In October 2019, the Office of the Prosecutor General created the Department for Oversight of Investigation of Crimes Committed in the Situation of Armed Conflict to ensure proper investigation of conflict-related crimes. This department investigated numerous abuses committed by the Russian-separatist groups in illegal detention centers, such as in the infamous Izolyatsia prison. In contrast, the OHCHR noted a lack of similar efforts in investigating crimes committed in the Government’s former “unofficial” detention facilities.

First public photos of Russian-run Donetsk concentration camp leaked online

Despite the Department’s investigations, some victims still face obstacles when seeking justice for abuses by the Russian-separatist forces. According to Volodymyr Shcherbachenko from EUCCI, Ukrainian lawyers and investigators often dissuade victims from reporting these crimes. They consider legal proceedings a hopeless effort, either for the lack of solid evidence or for the inability to punish perpetrators from the “DNR” or “LNR”.

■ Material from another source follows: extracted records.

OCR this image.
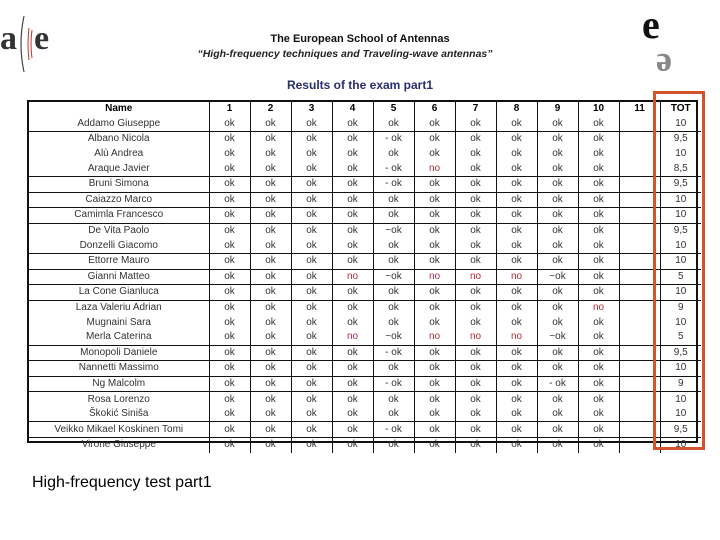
a e	e
e
The European School of Antennas
“High-frequency techniques and Traveling-wave antennas”
Results of the exam part1
Name	1	2	3	4	5	6	7	8	9	10	11	TOT
Addamo Giuseppe	ok	ok	ok	ok	ok	ok	ok	ok	ok	ok		10
Albano Nicola	ok	ok	ok	ok	- ok	ok	ok	ok	ok	ok		9,5
Alù Andrea	ok	ok	ok	ok	ok	ok	ok	ok	ok	ok		10
Araque Javier	ok	ok	ok	ok	- ok	no	ok	ok	ok	ok		8,5
Bruni Simona	ok	ok	ok	ok	- ok	ok	ok	ok	ok	ok		9,5
Caiazzo Marco	ok	ok	ok	ok	ok	ok	ok	ok	ok	ok		10
Camimla Francesco	ok	ok	ok	ok	ok	ok	ok	ok	ok	ok		10
De Vita Paolo	ok	ok	ok	ok	~ok	ok	ok	ok	ok	ok		9,5
Donzelli Giacomo	ok	ok	ok	ok	ok	ok	ok	ok	ok	ok		10
Ettorre Mauro	ok	ok	ok	ok	ok	ok	ok	ok	ok	ok		10
Gianni Matteo	ok	ok	ok	no	~ok	no	no	no	~ok	ok		5
La Cone Gianluca	ok	ok	ok	ok	ok	ok	ok	ok	ok	ok		10
Laza Valeriu Adrian	ok	ok	ok	ok	ok	ok	ok	ok	ok	no		9
Mugnaini Sara	ok	ok	ok	ok	ok	ok	ok	ok	ok	ok		10
Merla Caterina	ok	ok	ok	no	~ok	no	no	no	~ok	ok		5
Monopoli Daniele	ok	ok	ok	ok	- ok	ok	ok	ok	ok	ok		9,5
Nannetti Massimo	ok	ok	ok	ok	ok	ok	ok	ok	ok	ok		10
Ng Malcolm	ok	ok	ok	ok	- ok	ok	ok	ok	- ok	ok		9
Rosa Lorenzo	ok	ok	ok	ok	ok	ok	ok	ok	ok	ok		10
Škokić Siniša	ok	ok	ok	ok	ok	ok	ok	ok	ok	ok		10
Veikko Mikael Koskinen Tomi	ok	ok	ok	ok	- ok	ok	ok	ok	ok	ok		9,5
Virone Giuseppe	ok	ok	ok	ok	ok	ok	ok	ok	ok	ok		10
High-frequency test part1
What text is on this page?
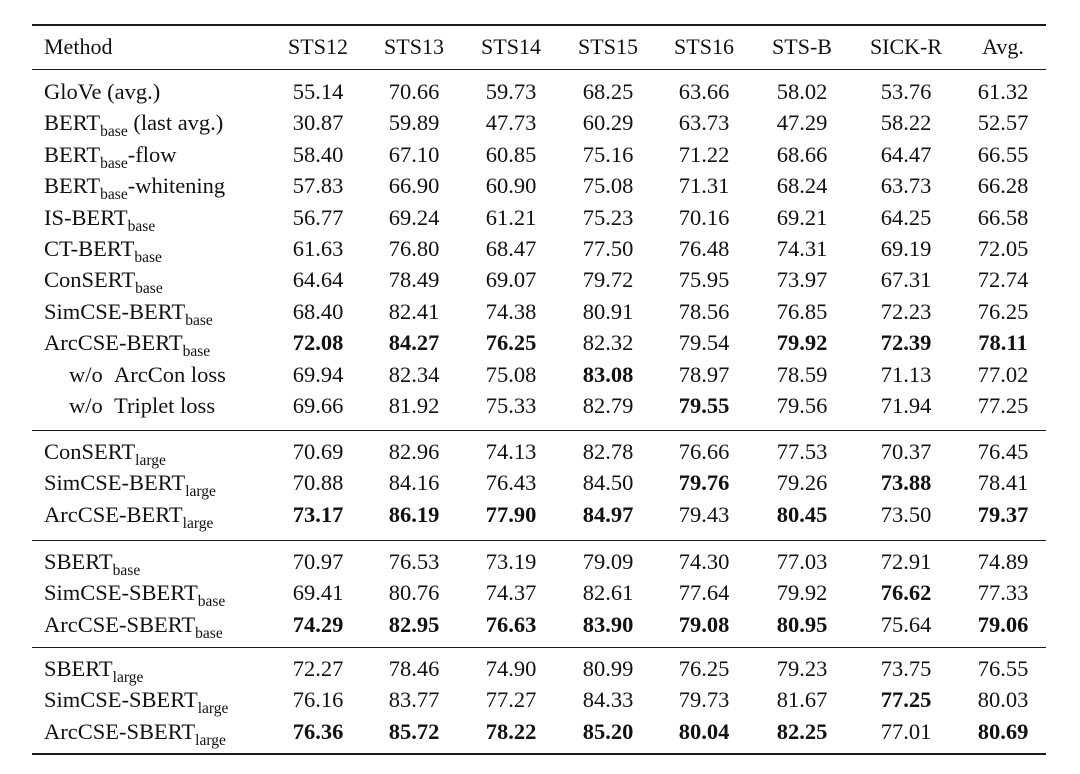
Method	STS12	STS13	STS14	STS15	STS16	STS-B	SICK-R	Avg.
GloVe (avg.)	55.14	70.66	59.73	68.25	63.66	58.02	53.76	61.32
$BERT_{base}$ (last avg.)	30.87	59.89	47.73	60.29	63.73	47.29	58.22	52.57
$BERT_{base}$-flow	58.40	67.10	60.85	75.16	71.22	68.66	64.47	66.55
$BERT_{base}$-whitening	57.83	66.90	60.90	75.08	71.31	68.24	63.73	66.28
$IS-BERT_{base}$	56.77	69.24	61.21	75.23	70.16	69.21	64.25	66.58
$CT-BERT_{base}$	61.63	76.80	68.47	77.50	76.48	74.31	69.19	72.05
ConSERT$_{base}$	64.64	78.49	69.07	79.72	75.95	73.97	67.31	72.74
SimCSE-$BERT_{base}$	68.40	82.41	74.38	80.91	78.56	76.85	72.23	76.25
ArcCSE-$BERT_{base}$	72.08	84.27	76.25	82.32	79.54	79.92	72.39	78.11
w/o  ArcCon loss	69.94	82.34	75.08	83.08	78.97	78.59	71.13	77.02
w/o  Triplet loss	69.66	81.92	75.33	82.79	79.55	79.56	71.94	77.25
ConSERT$_{large}$	70.69	82.96	74.13	82.78	76.66	77.53	70.37	76.45
SimCSE-$BERT_{large}$	70.88	84.16	76.43	84.50	79.76	79.26	73.88	78.41
ArcCSE-$BERT_{large}$	73.17	86.19	77.90	84.97	79.43	80.45	73.50	79.37
$SBERT_{base}$	70.97	76.53	73.19	79.09	74.30	77.03	72.91	74.89
SimCSE-$SBERT_{base}$	69.41	80.76	74.37	82.61	77.64	79.92	76.62	77.33
ArcCSE-$SBERT_{base}$	74.29	82.95	76.63	83.90	79.08	80.95	75.64	79.06
$SBERT_{large}$	72.27	78.46	74.90	80.99	76.25	79.23	73.75	76.55
SimCSE-$SBERT_{large}$	76.16	83.77	77.27	84.33	79.73	81.67	77.25	80.03
ArcCSE-$SBERT_{large}$	76.36	85.72	78.22	85.20	80.04	82.25	77.01	80.69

Legal experts point out the unpreparedness of the Ukrainian justice system for the conflict-related SV, as well as inconsistencies between the Ukrainian legislation and international law. According to Ukrainian MP Nelly Yakovleva, a major obstacle lies in Ukraine not formally joining the International Criminal Court:

“Ukraine has not yet ratified the Rome Statute, so the Ukrainian legislation does not contain the classification itself – rape, forced undressing, forced pregnancy, forced sterilization – which is provided for by the Rome Statute.”

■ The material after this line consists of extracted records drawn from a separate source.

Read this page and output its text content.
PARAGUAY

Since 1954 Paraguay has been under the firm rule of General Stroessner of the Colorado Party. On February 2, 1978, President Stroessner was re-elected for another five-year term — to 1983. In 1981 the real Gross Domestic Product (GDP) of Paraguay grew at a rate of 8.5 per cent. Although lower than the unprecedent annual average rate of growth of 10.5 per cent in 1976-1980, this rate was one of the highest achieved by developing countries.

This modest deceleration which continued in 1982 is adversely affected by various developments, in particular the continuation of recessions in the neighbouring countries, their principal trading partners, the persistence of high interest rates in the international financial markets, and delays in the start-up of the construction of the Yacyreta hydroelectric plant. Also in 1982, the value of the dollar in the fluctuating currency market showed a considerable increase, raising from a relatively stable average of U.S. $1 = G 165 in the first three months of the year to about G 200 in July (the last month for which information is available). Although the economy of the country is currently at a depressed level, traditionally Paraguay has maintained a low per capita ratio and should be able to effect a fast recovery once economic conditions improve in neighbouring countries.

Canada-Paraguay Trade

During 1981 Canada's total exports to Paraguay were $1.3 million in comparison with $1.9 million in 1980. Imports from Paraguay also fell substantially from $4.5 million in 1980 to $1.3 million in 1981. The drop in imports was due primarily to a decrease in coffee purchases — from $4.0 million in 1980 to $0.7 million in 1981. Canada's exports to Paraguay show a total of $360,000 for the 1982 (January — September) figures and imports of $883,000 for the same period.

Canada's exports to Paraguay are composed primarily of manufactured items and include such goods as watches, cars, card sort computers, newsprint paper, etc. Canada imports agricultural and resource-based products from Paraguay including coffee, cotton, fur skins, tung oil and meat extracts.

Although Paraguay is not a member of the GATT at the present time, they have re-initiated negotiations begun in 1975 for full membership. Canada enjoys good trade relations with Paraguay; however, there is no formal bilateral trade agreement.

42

Nelly Yakovleva. Source: RPR

As a result, victims are unlikely to come forward – they have to face the social stigma and shame as rape survivors while having little hope of achieving justice.

It is usually up to NGOs and volunteers to step in where the Government fails to act. Grassroots women’s initiatives spring up along the conflict line to share experience and help victims deal with the consequences. While these efforts are invaluable in providing psychological and physical aid, and in informing on these events, it is only up to the Government to ensure proper investigation and administration of justice.

Conclusion

An installation in the capital of Ukraine, Kyiv, shows a woman scarred by war in the territories of occupied Donbas. Credit: depositphotos

The early phase of the conflict was marked by a sharp rise of sexual violence, perpetrated both by individual soldiers for sexual gratification or extortion and systematically by the warring parties. It has been used intentionally and on a large scale against real or perceived enemies to punish or interrogate them.

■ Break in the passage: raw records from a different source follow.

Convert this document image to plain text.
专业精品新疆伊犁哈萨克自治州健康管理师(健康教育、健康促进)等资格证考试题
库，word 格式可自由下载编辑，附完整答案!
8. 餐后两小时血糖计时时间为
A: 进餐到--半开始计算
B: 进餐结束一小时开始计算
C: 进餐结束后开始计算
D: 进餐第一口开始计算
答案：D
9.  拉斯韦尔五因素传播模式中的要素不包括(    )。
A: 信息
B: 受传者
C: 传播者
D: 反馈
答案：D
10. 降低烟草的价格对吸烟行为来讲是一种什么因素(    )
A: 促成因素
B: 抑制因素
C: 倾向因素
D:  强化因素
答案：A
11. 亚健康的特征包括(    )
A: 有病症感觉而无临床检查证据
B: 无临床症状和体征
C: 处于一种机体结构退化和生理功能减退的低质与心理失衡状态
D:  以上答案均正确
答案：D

While the Ukrainian government made some steps to end this practice by closing the unofficial detention centers, there have been no such efforts by the Russian-separatist forces.

Their illegal facilities continue to operate, and prisoners remain cut off from the rest of the world and at complete mercy to their captors. The report by Iryna Herashchenko indicates that the most gruesome kinds of sexual violence continue to be perpetrated against Ukrainian soldiers and supporters.

Many in the Ukrainian justice system show a lack of will to investigate past crimes, especially those committed by the Government actors. If this approach does not change and comprehensive legal reform is not instituted, it will perpetuate the atmosphere of impunity for the offenders, and of fear and stigma for the victims. Many of the crimes will thus remain unreported and unpunished.

Given the abysmal human rights record of the “DNR” and “LNR,” it is unlikely to expect an honest reform aimed at stifling illegal detentions, torture, and sexual violence. It is only up to the international community to put pressure on their leadership and on Russia to cease these inhumane practices. The Ukrainian justice system must also stop dissuading their victims from seeking justice, and instead create an atmosphere of security and trust by providing aid and genuinely investigating these crimes.